At age 14 months, it does not take a whole lot of extra activity to potentially affect the glucose readings.
You did not relay the child’s insulin dosage. Different insulins have different onset and peak action times. Matching the insulin dosage and type to his meal and activity plans should be a priority and a question to raise to the child’s pediatric endocrinologist or endocrinology provider.
It is NOT normal for glucoses to fluctuate, but the boy has an abnormality: type 1 diabetes. It certainly is COMMON for small children (and older children and adults, too for that matter) to have wide glucose fluctuations if there is a mismatch of insulin-to-food-to-activity.
What you describe is NOT exactly the diabetes honeymoon. The honeymoon phenomenon reflects some degree of preserved, endogenous insulin production from the patient’s own pancreas. This again emphasizes trying to properly match the supplemental insulin to the child’s food intake and activities.
Illness can affect blood glucose readings. If one eats less or has a gastrointestinal illness, it might not be surprising to see lower glucose values as the (relative) lack of food intake upends the prior match of insulin to food.
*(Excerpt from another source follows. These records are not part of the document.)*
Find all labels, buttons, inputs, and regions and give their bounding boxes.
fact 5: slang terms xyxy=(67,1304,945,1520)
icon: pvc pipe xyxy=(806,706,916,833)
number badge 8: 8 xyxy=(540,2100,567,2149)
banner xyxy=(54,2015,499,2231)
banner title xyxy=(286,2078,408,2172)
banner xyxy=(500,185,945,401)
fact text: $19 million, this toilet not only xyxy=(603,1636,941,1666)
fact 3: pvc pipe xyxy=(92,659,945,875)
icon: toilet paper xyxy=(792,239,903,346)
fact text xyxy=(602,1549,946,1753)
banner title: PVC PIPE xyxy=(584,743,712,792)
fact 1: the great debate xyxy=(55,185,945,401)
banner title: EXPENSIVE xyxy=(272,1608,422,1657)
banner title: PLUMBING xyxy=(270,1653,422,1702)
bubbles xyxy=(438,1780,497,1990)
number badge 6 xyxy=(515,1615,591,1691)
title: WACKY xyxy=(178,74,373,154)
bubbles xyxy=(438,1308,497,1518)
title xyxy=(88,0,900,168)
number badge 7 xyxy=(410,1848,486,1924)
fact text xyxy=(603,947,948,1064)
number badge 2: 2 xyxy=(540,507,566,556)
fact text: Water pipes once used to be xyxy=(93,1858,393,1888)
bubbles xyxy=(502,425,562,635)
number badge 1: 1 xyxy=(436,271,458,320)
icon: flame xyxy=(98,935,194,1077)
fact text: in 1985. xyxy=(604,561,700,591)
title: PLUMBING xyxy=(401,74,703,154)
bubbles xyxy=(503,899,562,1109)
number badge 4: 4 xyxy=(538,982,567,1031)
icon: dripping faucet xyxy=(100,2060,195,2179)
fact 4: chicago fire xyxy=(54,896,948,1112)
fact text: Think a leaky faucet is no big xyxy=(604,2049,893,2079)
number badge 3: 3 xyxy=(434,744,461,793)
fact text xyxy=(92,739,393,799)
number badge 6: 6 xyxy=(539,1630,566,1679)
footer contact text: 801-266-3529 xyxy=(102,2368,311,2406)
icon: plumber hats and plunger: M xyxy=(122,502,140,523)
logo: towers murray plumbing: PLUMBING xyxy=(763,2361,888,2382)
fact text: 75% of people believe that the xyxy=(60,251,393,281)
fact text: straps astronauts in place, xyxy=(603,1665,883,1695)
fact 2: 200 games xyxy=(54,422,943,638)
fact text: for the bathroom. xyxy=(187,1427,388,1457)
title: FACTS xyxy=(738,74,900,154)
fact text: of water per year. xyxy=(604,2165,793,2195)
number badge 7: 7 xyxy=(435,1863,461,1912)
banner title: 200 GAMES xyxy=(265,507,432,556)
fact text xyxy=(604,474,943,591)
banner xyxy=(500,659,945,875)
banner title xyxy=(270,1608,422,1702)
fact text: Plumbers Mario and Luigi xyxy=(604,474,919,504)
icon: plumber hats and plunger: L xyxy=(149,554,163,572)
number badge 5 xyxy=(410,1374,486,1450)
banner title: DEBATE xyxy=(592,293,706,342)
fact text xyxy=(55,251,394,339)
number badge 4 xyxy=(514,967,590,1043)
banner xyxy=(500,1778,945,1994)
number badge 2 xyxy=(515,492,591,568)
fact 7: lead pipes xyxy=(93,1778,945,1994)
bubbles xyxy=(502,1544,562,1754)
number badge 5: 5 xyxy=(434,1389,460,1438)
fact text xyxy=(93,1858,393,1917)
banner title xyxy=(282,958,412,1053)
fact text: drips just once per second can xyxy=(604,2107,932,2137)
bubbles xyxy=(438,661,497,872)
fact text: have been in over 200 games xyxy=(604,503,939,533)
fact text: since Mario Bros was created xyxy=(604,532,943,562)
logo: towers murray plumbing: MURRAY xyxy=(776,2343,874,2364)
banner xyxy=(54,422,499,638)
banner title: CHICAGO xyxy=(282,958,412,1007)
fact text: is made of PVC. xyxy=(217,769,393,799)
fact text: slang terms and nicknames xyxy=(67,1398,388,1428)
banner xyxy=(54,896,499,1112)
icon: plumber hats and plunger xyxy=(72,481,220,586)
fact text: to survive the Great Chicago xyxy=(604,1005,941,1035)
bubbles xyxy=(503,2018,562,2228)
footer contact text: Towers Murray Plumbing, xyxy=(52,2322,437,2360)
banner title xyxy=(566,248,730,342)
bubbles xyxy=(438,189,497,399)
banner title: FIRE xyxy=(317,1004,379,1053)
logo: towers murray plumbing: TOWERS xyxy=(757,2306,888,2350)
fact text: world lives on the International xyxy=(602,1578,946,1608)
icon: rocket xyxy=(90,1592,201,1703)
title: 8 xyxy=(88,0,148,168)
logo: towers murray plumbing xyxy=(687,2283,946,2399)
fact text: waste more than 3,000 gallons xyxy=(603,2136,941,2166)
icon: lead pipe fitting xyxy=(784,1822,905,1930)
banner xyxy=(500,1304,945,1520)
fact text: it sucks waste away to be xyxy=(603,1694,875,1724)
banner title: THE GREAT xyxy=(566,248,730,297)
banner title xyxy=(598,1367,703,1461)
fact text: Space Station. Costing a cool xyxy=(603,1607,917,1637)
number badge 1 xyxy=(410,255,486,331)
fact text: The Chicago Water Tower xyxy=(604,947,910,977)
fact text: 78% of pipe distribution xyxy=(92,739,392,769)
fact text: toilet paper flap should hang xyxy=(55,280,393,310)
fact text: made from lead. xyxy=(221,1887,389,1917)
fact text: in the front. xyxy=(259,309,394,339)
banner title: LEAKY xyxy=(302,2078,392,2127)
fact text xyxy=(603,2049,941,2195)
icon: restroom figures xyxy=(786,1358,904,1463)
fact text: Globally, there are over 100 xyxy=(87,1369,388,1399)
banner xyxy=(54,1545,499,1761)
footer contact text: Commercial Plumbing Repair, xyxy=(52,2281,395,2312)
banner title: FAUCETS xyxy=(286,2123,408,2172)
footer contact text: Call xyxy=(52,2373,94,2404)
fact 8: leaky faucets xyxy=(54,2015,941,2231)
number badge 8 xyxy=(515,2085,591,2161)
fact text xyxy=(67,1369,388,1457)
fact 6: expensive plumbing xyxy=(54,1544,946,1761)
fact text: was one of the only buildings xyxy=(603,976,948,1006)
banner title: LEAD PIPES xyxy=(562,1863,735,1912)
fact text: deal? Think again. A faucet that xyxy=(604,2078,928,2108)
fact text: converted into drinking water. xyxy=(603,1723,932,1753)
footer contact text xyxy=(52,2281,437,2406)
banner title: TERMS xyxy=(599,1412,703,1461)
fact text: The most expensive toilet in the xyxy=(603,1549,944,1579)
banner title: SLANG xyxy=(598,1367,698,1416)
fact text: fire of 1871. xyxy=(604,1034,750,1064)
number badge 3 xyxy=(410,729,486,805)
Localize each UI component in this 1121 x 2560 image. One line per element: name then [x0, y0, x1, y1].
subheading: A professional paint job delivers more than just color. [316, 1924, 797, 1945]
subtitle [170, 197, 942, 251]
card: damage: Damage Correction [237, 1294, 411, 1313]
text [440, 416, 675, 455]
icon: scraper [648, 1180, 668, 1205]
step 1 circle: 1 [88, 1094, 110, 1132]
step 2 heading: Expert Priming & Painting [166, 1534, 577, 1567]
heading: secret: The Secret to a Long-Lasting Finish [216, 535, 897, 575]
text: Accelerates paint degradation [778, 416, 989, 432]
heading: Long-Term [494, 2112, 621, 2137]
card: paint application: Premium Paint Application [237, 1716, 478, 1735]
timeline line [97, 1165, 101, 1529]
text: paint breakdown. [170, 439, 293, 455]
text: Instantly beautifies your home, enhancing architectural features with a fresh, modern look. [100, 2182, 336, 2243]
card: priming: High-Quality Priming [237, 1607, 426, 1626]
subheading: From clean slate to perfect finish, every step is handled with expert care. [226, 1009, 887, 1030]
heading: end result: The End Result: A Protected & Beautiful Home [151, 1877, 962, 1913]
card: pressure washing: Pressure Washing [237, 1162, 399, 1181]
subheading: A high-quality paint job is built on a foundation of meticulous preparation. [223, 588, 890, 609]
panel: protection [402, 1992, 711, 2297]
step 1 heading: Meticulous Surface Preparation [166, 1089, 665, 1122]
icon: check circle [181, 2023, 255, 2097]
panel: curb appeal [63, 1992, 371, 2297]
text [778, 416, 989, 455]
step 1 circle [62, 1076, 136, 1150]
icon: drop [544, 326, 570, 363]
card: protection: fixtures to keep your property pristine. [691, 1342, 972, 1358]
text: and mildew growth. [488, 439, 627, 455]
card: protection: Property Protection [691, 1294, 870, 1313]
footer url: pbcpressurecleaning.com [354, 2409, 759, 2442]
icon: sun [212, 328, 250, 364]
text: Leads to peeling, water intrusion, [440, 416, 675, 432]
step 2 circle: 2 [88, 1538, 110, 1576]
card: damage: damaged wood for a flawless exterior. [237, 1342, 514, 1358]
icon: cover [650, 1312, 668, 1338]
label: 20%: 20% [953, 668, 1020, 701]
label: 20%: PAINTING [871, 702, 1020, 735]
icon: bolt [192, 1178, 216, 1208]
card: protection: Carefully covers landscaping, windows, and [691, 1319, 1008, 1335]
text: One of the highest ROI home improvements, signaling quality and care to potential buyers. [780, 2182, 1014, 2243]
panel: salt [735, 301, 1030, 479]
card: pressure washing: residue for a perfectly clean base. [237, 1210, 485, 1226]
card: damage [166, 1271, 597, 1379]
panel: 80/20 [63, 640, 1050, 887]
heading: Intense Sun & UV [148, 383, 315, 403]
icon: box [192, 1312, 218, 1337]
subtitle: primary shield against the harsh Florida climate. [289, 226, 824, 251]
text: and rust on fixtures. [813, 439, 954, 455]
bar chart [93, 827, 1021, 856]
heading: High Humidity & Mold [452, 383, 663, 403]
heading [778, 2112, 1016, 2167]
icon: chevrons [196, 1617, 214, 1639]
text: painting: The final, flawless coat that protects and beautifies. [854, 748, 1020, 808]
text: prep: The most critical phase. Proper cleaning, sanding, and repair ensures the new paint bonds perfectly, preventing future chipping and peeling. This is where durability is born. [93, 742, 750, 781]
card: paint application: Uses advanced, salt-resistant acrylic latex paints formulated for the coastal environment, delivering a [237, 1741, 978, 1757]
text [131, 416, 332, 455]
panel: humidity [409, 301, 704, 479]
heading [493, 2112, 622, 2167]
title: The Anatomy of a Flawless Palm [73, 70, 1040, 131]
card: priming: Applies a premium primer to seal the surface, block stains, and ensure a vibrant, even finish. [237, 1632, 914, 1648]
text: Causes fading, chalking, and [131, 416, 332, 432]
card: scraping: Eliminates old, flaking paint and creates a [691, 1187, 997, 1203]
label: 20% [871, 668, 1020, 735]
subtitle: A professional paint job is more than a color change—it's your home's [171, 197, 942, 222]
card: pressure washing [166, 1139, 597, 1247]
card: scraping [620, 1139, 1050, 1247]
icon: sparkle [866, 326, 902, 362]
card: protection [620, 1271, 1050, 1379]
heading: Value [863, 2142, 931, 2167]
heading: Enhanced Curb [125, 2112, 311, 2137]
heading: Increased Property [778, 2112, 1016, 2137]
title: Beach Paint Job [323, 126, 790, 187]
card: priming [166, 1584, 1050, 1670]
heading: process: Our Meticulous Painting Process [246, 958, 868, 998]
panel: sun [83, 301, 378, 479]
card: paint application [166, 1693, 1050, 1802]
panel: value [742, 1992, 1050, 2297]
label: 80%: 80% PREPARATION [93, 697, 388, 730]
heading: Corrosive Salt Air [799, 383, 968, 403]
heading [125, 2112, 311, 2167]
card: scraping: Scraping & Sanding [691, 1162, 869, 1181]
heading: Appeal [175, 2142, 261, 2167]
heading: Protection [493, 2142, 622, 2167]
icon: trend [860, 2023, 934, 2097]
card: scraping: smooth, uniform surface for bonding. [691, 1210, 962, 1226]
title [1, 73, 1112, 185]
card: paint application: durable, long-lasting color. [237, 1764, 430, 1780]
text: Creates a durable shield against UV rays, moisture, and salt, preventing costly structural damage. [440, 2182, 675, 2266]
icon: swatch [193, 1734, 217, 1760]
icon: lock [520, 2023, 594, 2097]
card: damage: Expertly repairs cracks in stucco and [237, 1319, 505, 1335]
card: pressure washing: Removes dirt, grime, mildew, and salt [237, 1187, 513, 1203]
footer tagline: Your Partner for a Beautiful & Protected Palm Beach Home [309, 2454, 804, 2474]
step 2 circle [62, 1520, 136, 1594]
On the other hand, more serious illness or those with fever can cause the blood glucose to rise as those and other “stressful” conditions lead to the production of several stress hormones (such as adrenaline and cortisol) which raise the blood glucose. Moral: check glucose frequently during illness.
As for the lows that occur when your grandson is running around: If his lows are truly clinically significant, he wouldn’t want to run around much. So, I wouldn’t stop him; I might try to distract him with less invigorating activities.
With respect to getting him to eat when he has to, a flexible insulin plan is thus required. Again, we are not privy to the insulin dosages prescribed, but a plan based on the child’s actual intake with dosing perhaps even given AFTER the meal, may be an avenue to pursue with the child’s pediatric endocrinologist.
Your statement that your grandson’s health care team has not cared for a child so young with type 1 diabetes really concerns me such that I am uncertain that the child is seen by a PEDIATRIC endocrinologist. I recognize that the healthcare system differs in the U.K. relative to the U.S., but there are excellent pediatric endocrinology and diabetes sub-specialists. If you are able, please contact such professionals. Contact your closest children’s hospital or medical school for referrals.